Srivastava conducts research in the Gadikota Group, developing innovative approaches to separate rare earth metals with inherent carbon removal, including the analyses of experimental data for a manuscript on CO2 capture and removal which was published in Resources, Conservation & Recycling. The group is in the process of filing an invention disclosure based on her work on rare earth elements separation, and the effort is expected to result in at least two additional publications with Srivastava as a co-author.

Albert R. George Student Team Award: Design Build Fly

Cornell University Design Build Fly is a student-run project team in which members develop, build, test, and optimize a custom radio-controlled aircraft to compete in the international DBF competition. The AIAA Design/Build/Fly competition challenges teams to create a high performing aircraft within a specified mission profile.

CEAA Academic Achievement Award: Kristin Tewksbury, Program Administrator for Engineering Learning Initiatives

In addition to implementing recruiting strategies, coordinating screening and selections, and managing hiring and placement processes for approximately 140 student educators per year across three undergraduate peer education programs (Academic Excellence Workshops, Engineering Math Workshops, and Tutors on Call programs), Tewksbury has spearheaded efforts to improve and expand the college’s Tutors on Call program over the past two years.

Student Organization Award: Underrepresented Minorities in Computing and Cornell Hack4Impact

Underrepresented Minorities in Computing leadership successfully built back a community following the pandemic, including by establishing Sunday URMC office hours – when the group gets together to study, and help each other – peer mentoring, a ‘How To Fail’ panel – students talking about ways they failed and how the recovered – a shared slack channel to discuss issues, and weekly leadership emails.

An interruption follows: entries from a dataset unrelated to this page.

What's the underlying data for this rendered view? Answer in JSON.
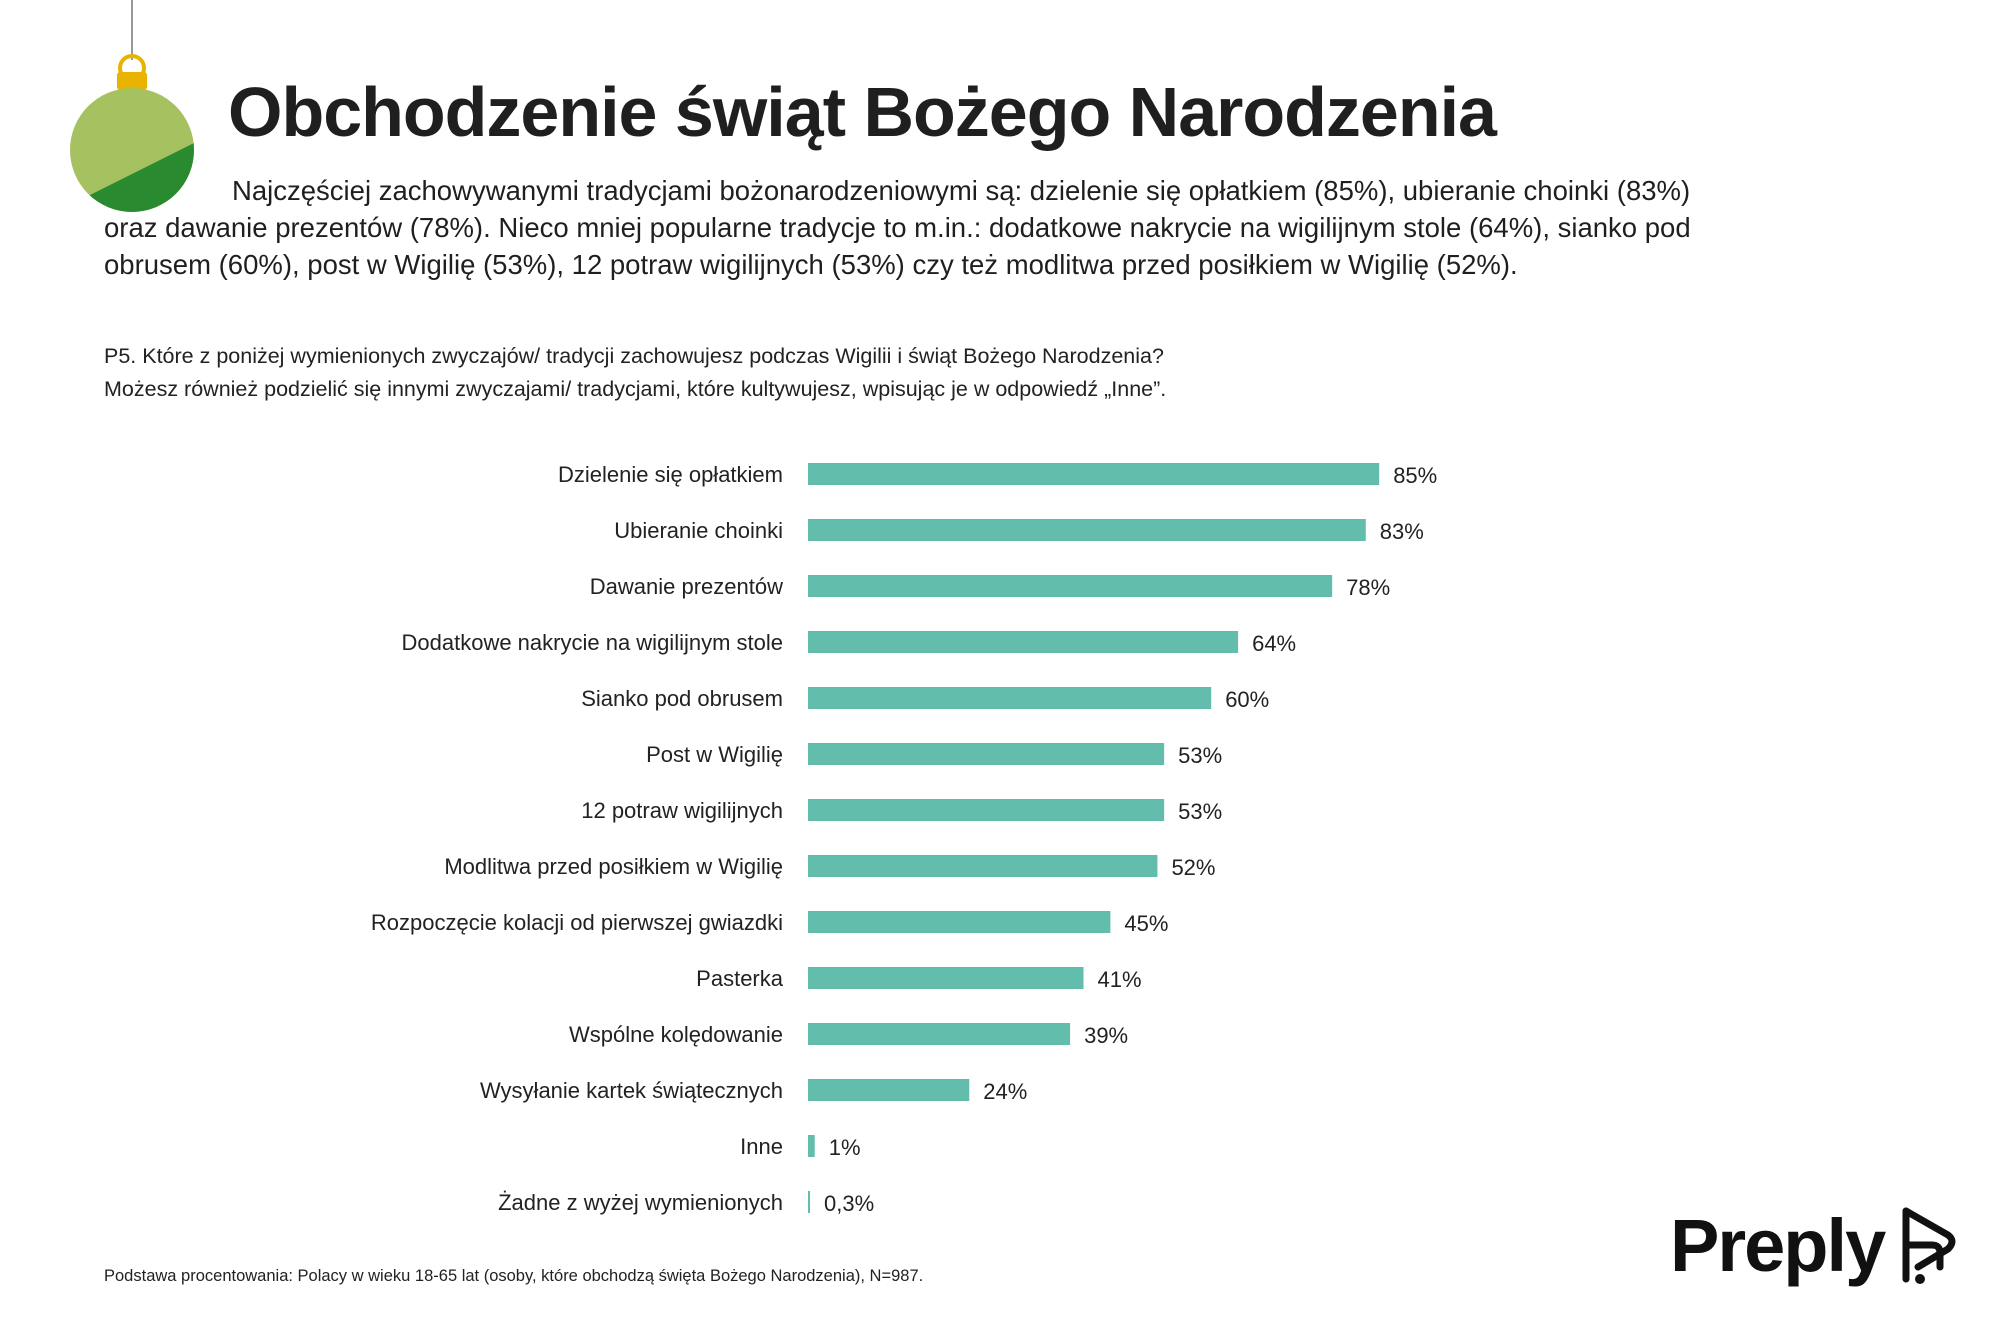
{
  "header": {
    "title": "Obchodzenie świąt Bożego Narodzenia",
    "intro": "Najczęściej zachowywanymi tradycjami bożonarodzeniowymi są: dzielenie się opłatkiem (85%), ubieranie choinki (83%) oraz dawanie prezentów (78%). Nieco mniej popularne tradycje to m.in.: dodatkowe nakrycie na wigilijnym stole (64%), sianko pod obrusem (60%), post w Wigilię (53%), 12 potraw wigilijnych (53%) czy też modlitwa przed posiłkiem w Wigilię (52%).",
    "question_line1": "P5. Które z poniżej wymienionych zwyczajów/ tradycji zachowujesz podczas Wigilii i świąt Bożego Narodzenia?",
    "question_line2": "Możesz również podzielić się innymi zwyczajami/ tradycjami, które kultywujesz, wpisując je w odpowiedź „Inne”."
  },
  "footnote": "Podstawa procentowania: Polacy w wieku 18-65 lat (osoby, które obchodzą święta Bożego Narodzenia), N=987.",
  "brand": {
    "name": "Preply",
    "logo_icon": "preply-mark-icon"
  },
  "decoration": {
    "icon": "christmas-ornament-icon",
    "color_light": "#a6c15f",
    "color_dark": "#2a8a2f",
    "cap_color": "#e8b400"
  },
  "colors": {
    "bar": "#63bdac",
    "text": "#1f1f1f"
  },
  "chart_data": {
    "type": "bar",
    "orientation": "horizontal",
    "title": "",
    "xlabel": "",
    "ylabel": "",
    "xlim": [
      0,
      100
    ],
    "grid": false,
    "categories": [
      "Dzielenie się opłatkiem",
      "Ubieranie choinki",
      "Dawanie prezentów",
      "Dodatkowe nakrycie na wigilijnym stole",
      "Sianko pod obrusem",
      "Post w Wigilię",
      "12 potraw wigilijnych",
      "Modlitwa przed posiłkiem w Wigilię",
      "Rozpoczęcie kolacji od pierwszej gwiazdki",
      "Pasterka",
      "Wspólne kolędowanie",
      "Wysyłanie kartek świątecznych",
      "Inne",
      "Żadne z wyżej wymienionych"
    ],
    "values": [
      85,
      83,
      78,
      64,
      60,
      53,
      53,
      52,
      45,
      41,
      39,
      24,
      1,
      0.3
    ],
    "value_labels": [
      "85%",
      "83%",
      "78%",
      "64%",
      "60%",
      "53%",
      "53%",
      "52%",
      "45%",
      "41%",
      "39%",
      "24%",
      "1%",
      "0,3%"
    ]
  }
}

Cornell Hack4Impact includes over 25 undergraduate students who have worked with local organizations in New York to implement technical solutions to socially impactful problems. Students have gained hands-on experience working with nine organizations, including Correctional Association of New York, Tompkins Consolidated Area Transit, and Habitat for Humanity, among others.

Tau Beta Pi Professor of the Year: Professor David Gries

Gries has been a staple of the Cornell Department of Computer Science for over 45 years and has shown incredible dedication toward the success of all his students. He is known for his quick wit and was nominated for his exceptional attentiveness to student questions, answering them in record time and offering signups for students to join him for lunch.